In autumn 2019, the Musée Jacquemart-André will be focusing on the Alana Collection, one of the most precious and little-known private collections of Renaissance art in the world, which is currently located in the United States. Echoing its exceptional collection of Italian art, the Musée Jacquemart André will hold an exhibition of more than seventy-five masterpieces by the greatest Italian masters, such as Lorenzo Monaco, Fra Angelico, Uccello, Lippi, Bellini, Carpaccio, Tintoretto, Veronese, Bronzino, and Gentileschi.
This exhibition will give visitors a unique chance to admire for the first time pictures, sculptures, and objets d’art that have never been exhibited to the general public.

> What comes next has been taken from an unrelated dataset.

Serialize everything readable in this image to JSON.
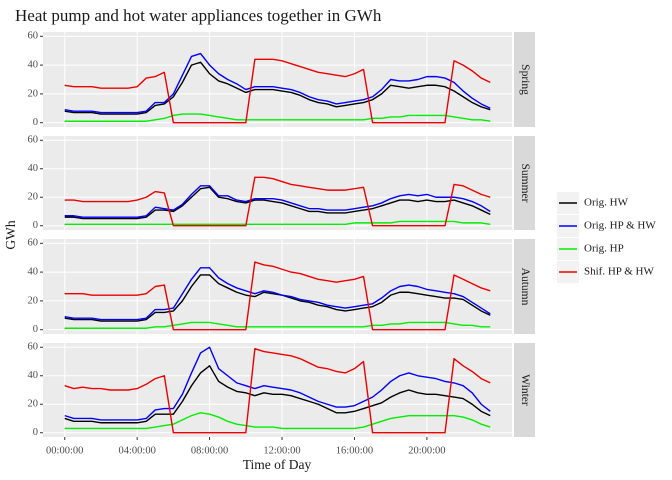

The Musée Jacquemart-André was a model for collectors who, in turn, established collections that largely focused on the Italian Renaissance. The collection assembled by Édouard André and Nélie Jacquemart inspired the most prestigious American collectors, who built up considerable collections of works.
In keeping with the original aims of its founders, the Musée Jacquemart-André will be presenting for the first time in the world a selection of masterpieces from the Alana Collection.
Although art historians are familiar with the collection it remains unknown to the general pubic, because it has never been exhibited.
In the tradition of all the greatest American collections, the Alana Collection is the fruit of a passion for art and an intensive selection process, adopted over several decades by Alvaro Saieh and Ana Guzmán; the combination of the couple’s forenames make up the name of the Alana Collection. Over the years, their passion has been transformed into a veritable fascination with Gothic art and the Italian Renaissance and has gradually led them to focus on sixteenth- and seventeenth-century paintings.
These masterpieces have been exceptionally loaned to the Musée Jacquemart-André due to the two collectors’ passion for this period of art. The exhibited works attest to the enduring taste for the Italian Renaissance, considered as a founding stone of Western civilisation. They provide a comprehensive overview of one of the greatest collections of private art, from thirteenth-century painting to Caravaggesque works.